Q3: From the MindCrowd study to the Reserve and Resilience Consortium, you are involved with many exciting studies and initiatives. How would you say the MindCrowd approach of recruiting the general public and allowing anyone interested to participate will help achieve the study’s end goal of helping people keep their cognitive abilities as they age? 

A: With the MindCrowd study, we are working to understand aspects of cognition broadly – by examining a wider group of people than just those who come to the university to participate in studies.

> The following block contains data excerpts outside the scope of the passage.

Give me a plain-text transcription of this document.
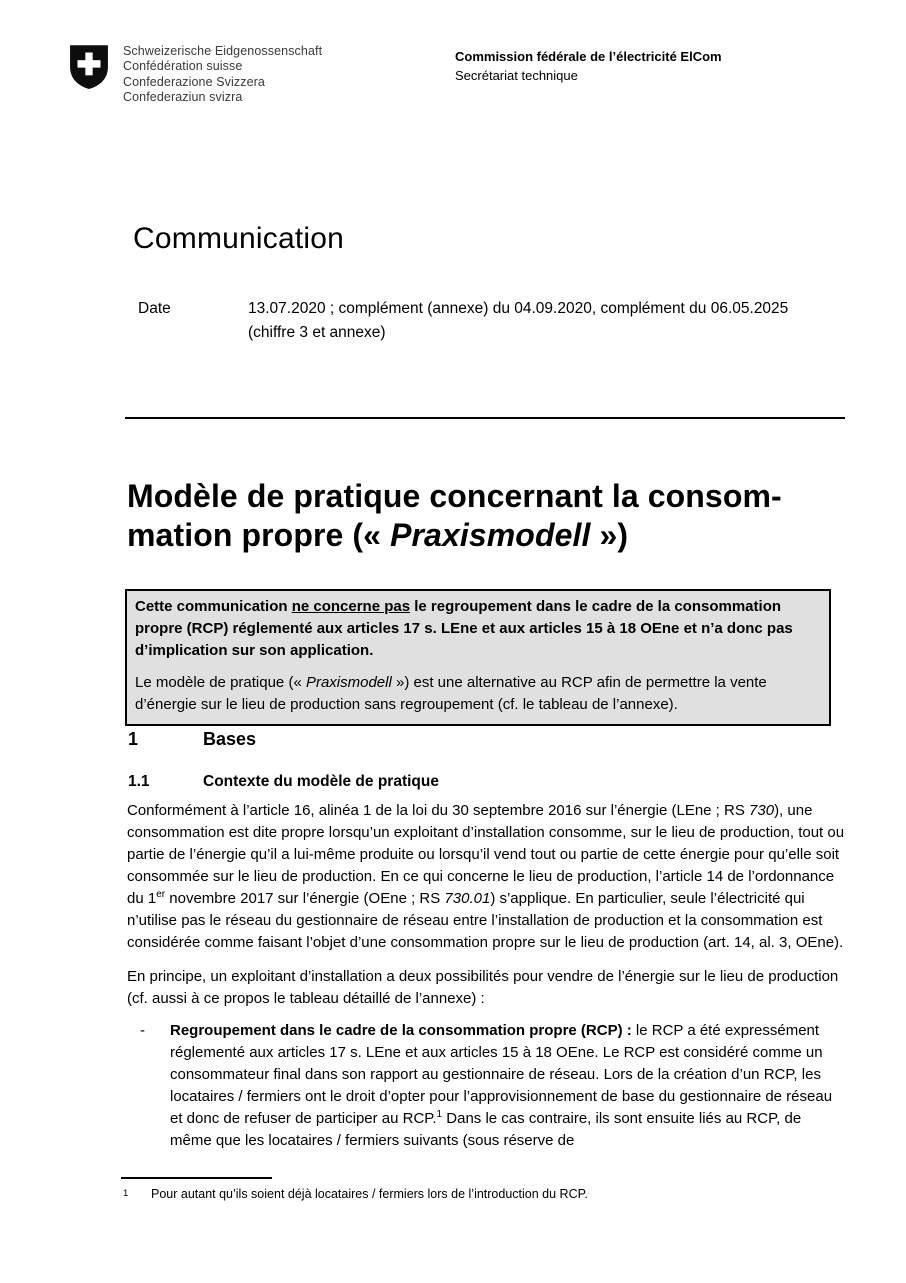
Schweizerische Eidgenossenschaft
Confédération suisse
Confederazione Svizzera
Confederaziun svizra
Commission fédérale de l’électricité ElCom
Secrétariat technique
Communication
Date	13.07.2020 ; complément (annexe) du 04.09.2020, complément du 06.05.2025 (chiffre 3 et annexe)
Modèle de pratique concernant la consom-
mation propre (« Praxismodell »)
Cette communication ne concerne pas le regroupement dans le cadre de la consommation propre (RCP) réglementé aux articles 17 s. LEne et aux articles 15 à 18 OEne et n’a donc pas d’implication sur son application.
Le modèle de pratique (« Praxismodell ») est une alternative au RCP afin de permettre la vente d’énergie sur le lieu de production sans regroupement (cf. le tableau de l’annexe).
1	Bases
1.1	Contexte du modèle de pratique
Conformément à l’article 16, alinéa 1 de la loi du 30 septembre 2016 sur l’énergie (LEne ; RS 730), une consommation est dite propre lorsqu’un exploitant d’installation consomme, sur le lieu de production, tout ou partie de l’énergie qu’il a lui-même produite ou lorsqu’il vend tout ou partie de cette énergie pour qu’elle soit consommée sur le lieu de production. En ce qui concerne le lieu de production, l’article 14 de l’ordonnance du 1er novembre 2017 sur l’énergie (OEne ; RS 730.01) s’applique. En particulier, seule l’électricité qui n’utilise pas le réseau du gestionnaire de réseau entre l’installation de production et la consommation est considérée comme faisant l’objet d’une consommation propre sur le lieu de production (art. 14, al. 3, OEne).
En principe, un exploitant d’installation a deux possibilités pour vendre de l’énergie sur le lieu de production (cf. aussi à ce propos le tableau détaillé de l’annexe) :
-	Regroupement dans le cadre de la consommation propre (RCP) : le RCP a été expressément réglementé aux articles 17 s. LEne et aux articles 15 à 18 OEne. Le RCP est considéré comme un consommateur final dans son rapport au gestionnaire de réseau. Lors de la création d’un RCP, les locataires / fermiers ont le droit d’opter pour l’approvisionnement de base du gestionnaire de réseau et donc de refuser de participer au RCP.$^1$ Dans le cas contraire, ils sont ensuite liés au RCP, de même que les locataires / fermiers suivants (sous réserve de
1	Pour autant qu’ils soient déjà locataires / fermiers lors de l’introduction du RCP.
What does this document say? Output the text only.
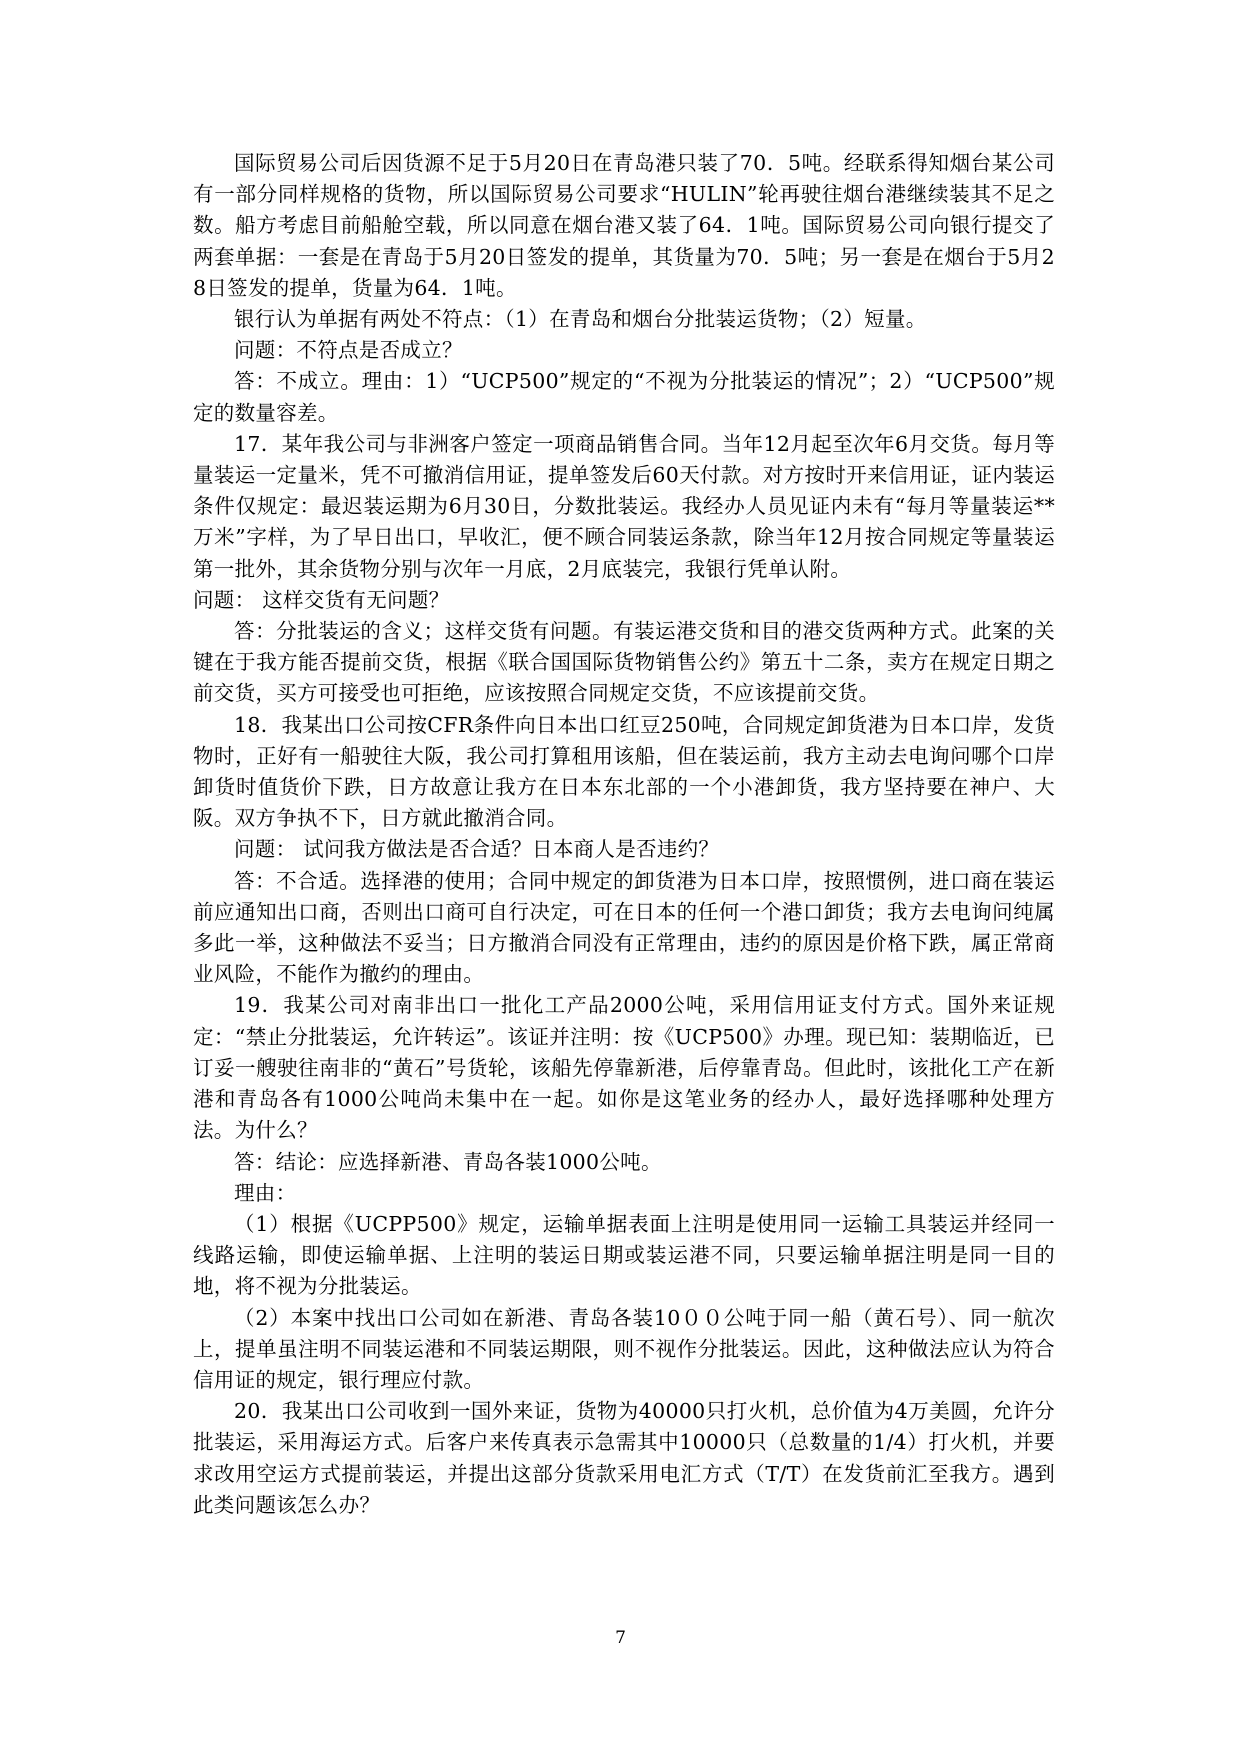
国际贸易公司后因货源不足于5月20日在青岛港只装了70．5吨。经联系得知烟台某公司有一部分同样规格的货物，所以国际贸易公司要求“HULIN”轮再驶往烟台港继续装其不足之数。船方考虑目前船舱空载，所以同意在烟台港又装了64．1吨。国际贸易公司向银行提交了两套单据：一套是在青岛于5月20日签发的提单，其货量为70．5吨；另一套是在烟台于5月28日签发的提单，货量为64．1吨。

银行认为单据有两处不符点：（1）在青岛和烟台分批装运货物；（2）短量。

问题：不符点是否成立？

答：不成立。理由：1）“UCP500”规定的“不视为分批装运的情况”；2）“UCP500”规定的数量容差。

17．某年我公司与非洲客户签定一项商品销售合同。当年12月起至次年6月交货。每月等量装运一定量米，凭不可撤消信用证，提单签发后60天付款。对方按时开来信用证，证内装运条件仅规定：最迟装运期为6月30日，分数批装运。我经办人员见证内未有“每月等量装运**万米”字样，为了早日出口，早收汇，便不顾合同装运条款，除当年12月按合同规定等量装运第一批外，其余货物分别与次年一月底，2月底装完，我银行凭单认附。

问题： 这样交货有无问题？

答：分批装运的含义；这样交货有问题。有装运港交货和目的港交货两种方式。此案的关键在于我方能否提前交货，根据《联合国国际货物销售公约》第五十二条，卖方在规定日期之前交货，买方可接受也可拒绝，应该按照合同规定交货，不应该提前交货。

18．我某出口公司按CFR条件向日本出口红豆250吨，合同规定卸货港为日本口岸，发货物时，正好有一船驶往大阪，我公司打算租用该船，但在装运前，我方主动去电询问哪个口岸卸货时值货价下跌，日方故意让我方在日本东北部的一个小港卸货，我方坚持要在神户、大阪。双方争执不下，日方就此撤消合同。

问题： 试问我方做法是否合适？日本商人是否违约？

答：不合适。选择港的使用；合同中规定的卸货港为日本口岸，按照惯例，进口商在装运前应通知出口商，否则出口商可自行决定，可在日本的任何一个港口卸货；我方去电询问纯属多此一举，这种做法不妥当；日方撤消合同没有正常理由，违约的原因是价格下跌，属正常商业风险，不能作为撤约的理由。

19．我某公司对南非出口一批化工产品2000公吨，采用信用证支付方式。国外来证规定：“禁止分批装运，允许转运”。该证并注明：按《UCP500》办理。现已知：装期临近，已订妥一艘驶往南非的“黄石”号货轮，该船先停靠新港，后停靠青岛。但此时，该批化工产在新港和青岛各有1000公吨尚未集中在一起。如你是这笔业务的经办人，最好选择哪种处理方法。为什么？

答：结论：应选择新港、青岛各装1000公吨。

理由：

（1）根据《UCPP500》规定，运输单据表面上注明是使用同一运输工具装运并经同一线路运输，即使运输单据、上注明的装运日期或装运港不同，只要运输单据注明是同一目的地，将不视为分批装运。

（2）本案中找出口公司如在新港、青岛各装10００公吨于同一船（黄石号）、同一航次上，提单虽注明不同装运港和不同装运期限，则不视作分批装运。因此，这种做法应认为符合信用证的规定，银行理应付款。

20．我某出口公司收到一国外来证，货物为40000只打火机，总价值为4万美圆，允许分批装运，采用海运方式。后客户来传真表示急需其中10000只（总数量的1/4）打火机，并要求改用空运方式提前装运，并提出这部分货款采用电汇方式（T/T）在发货前汇至我方。遇到此类问题该怎么办？

7
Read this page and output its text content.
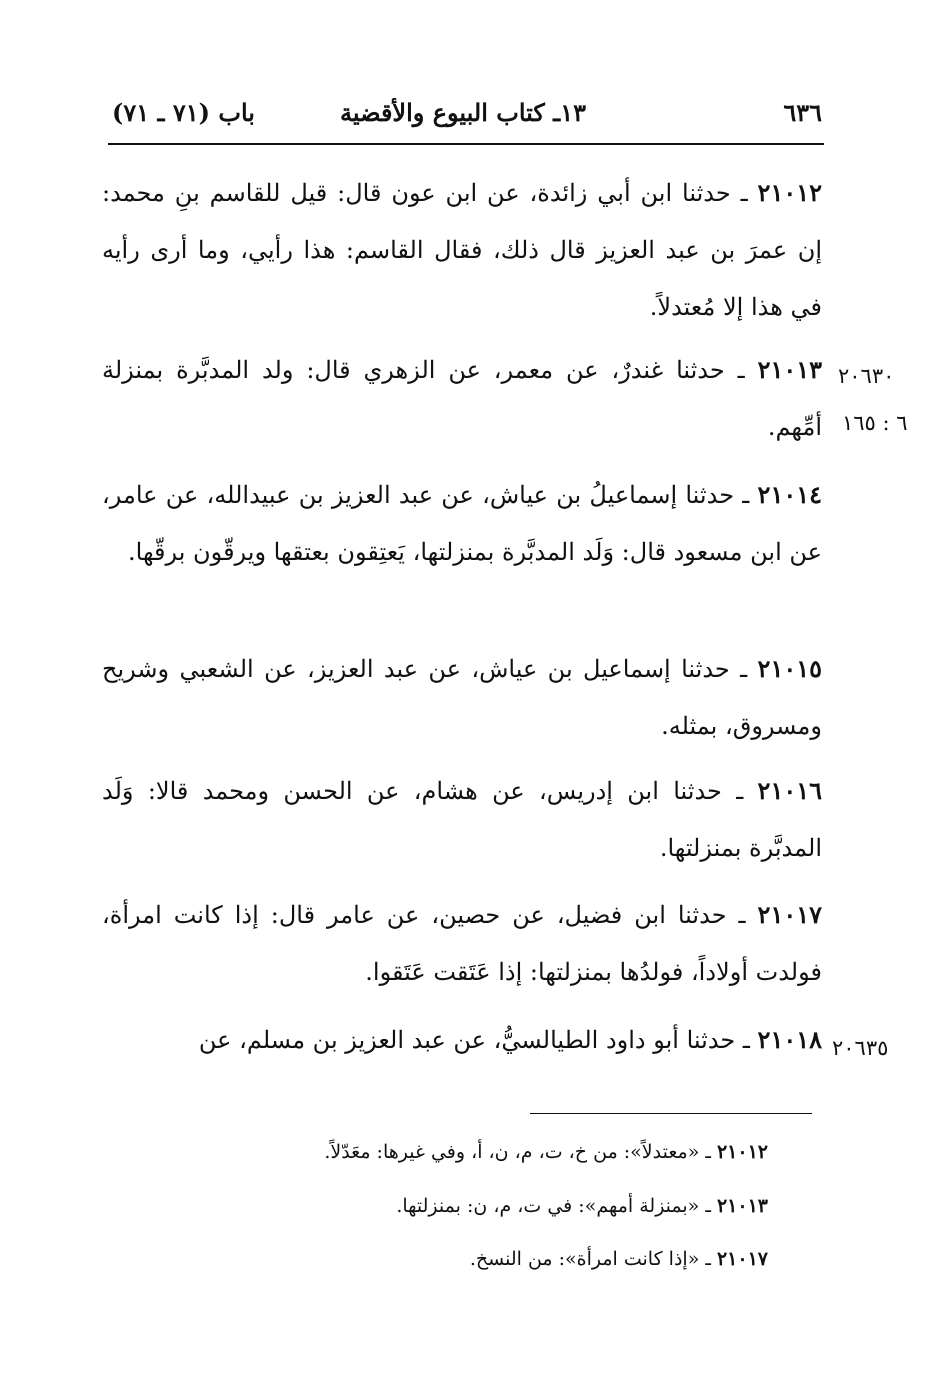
٦٣٦
١٣ـ كتاب البيوع والأقضية
باب (٧١ ـ ٧١)

٢١٠١٢ ـ حدثنا ابن أبي زائدة، عن ابن عون قال: قيل للقاسم بنِ محمد: إن عمرَ بن عبد العزيز قال ذلك، فقال القاسم: هذا رأيي، وما أرى رأيه في هذا إلا مُعتدلاً.

٢١٠١٣ ـ حدثنا غندرٌ، عن معمر، عن الزهري قال: ولد المدبَّرة بمنزلة أمِّهم.

٢١٠١٤ ـ حدثنا إسماعيلُ بن عياش، عن عبد العزيز بن عبيدالله، عن عامر، عن ابن مسعود قال: وَلَد المدبَّرة بمنزلتها، يَعتِقون بعتقها ويرقّون برقّها.

٢١٠١٥ ـ حدثنا إسماعيل بن عياش، عن عبد العزيز، عن الشعبي وشريح ومسروق، بمثله.

٢١٠١٦ ـ حدثنا ابن إدريس، عن هشام، عن الحسن ومحمد قالا: وَلَد المدبَّرة بمنزلتها.

٢١٠١٧ ـ حدثنا ابن فضيل، عن حصين، عن عامر قال: إذا كانت امرأة، فولدت أولاداً، فولدُها بمنزلتها: إذا عَتَقت عَتَقوا.

٢١٠١٨ ـ حدثنا أبو داود الطيالسيُّ، عن عبد العزيز بن مسلم، عن

٢٠٦٣٠
٦ : ١٦٥
٢٠٦٣٥

٢١٠١٢ ـ «معتدلاً»: من خ، ت، م، ن، أ، وفي غيرها: معَدّلاً.

٢١٠١٣ ـ «بمنزلة أمهم»: في ت، م، ن: بمنزلتها.

٢١٠١٧ ـ «إذا كانت امرأة»: من النسخ.
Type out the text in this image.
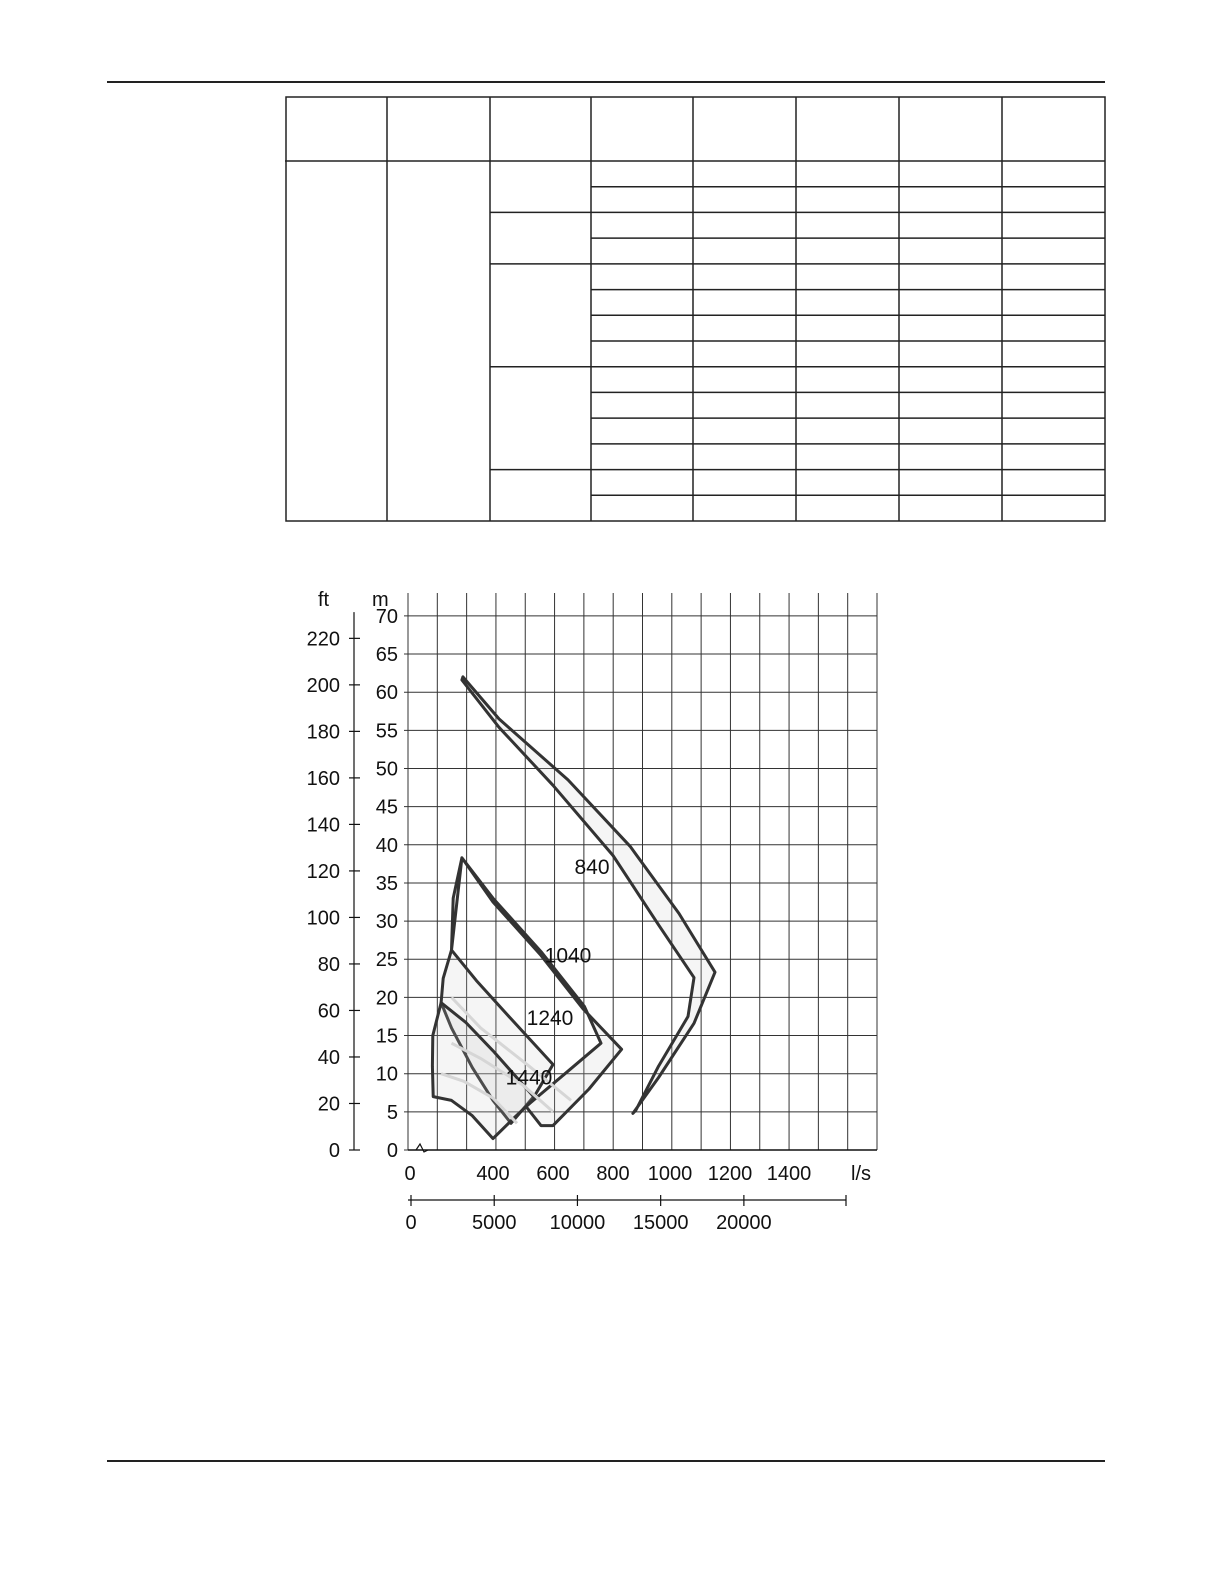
0
5
10
15
20
25
30
35
40
45
50
55
60
65
70
m
0
20
40
60
80
100
120
140
160
180
200
220
ft
0	400 600 800 1000 1200 1400 l/s
0	5000 10000 15000 20000
840
1040
1240
1440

We’re trying to get data from and look at large groups of people. With the MindCrowd online test, we now have data from more than 250,000 people collected – making it the largest online study.

We’ve evolved the project into the Precision Aging Network Grant and are now collecting metrics from people who take the MindCrowd test online and following up to get additional data crossing all states and reaching across all racial and ethnic groups and socio-economic levels. We’re trying to get half a million participants that we’ll cluster in groups to identify interventions for people with things like cardiovascular issues or depression and figure out how to change their trajectory by finding the best interventions to close the gap between your cognitive health span and longevity. Our goal is to study a wide reaching group of people and determine how to optimize cognitive health for as long as people live.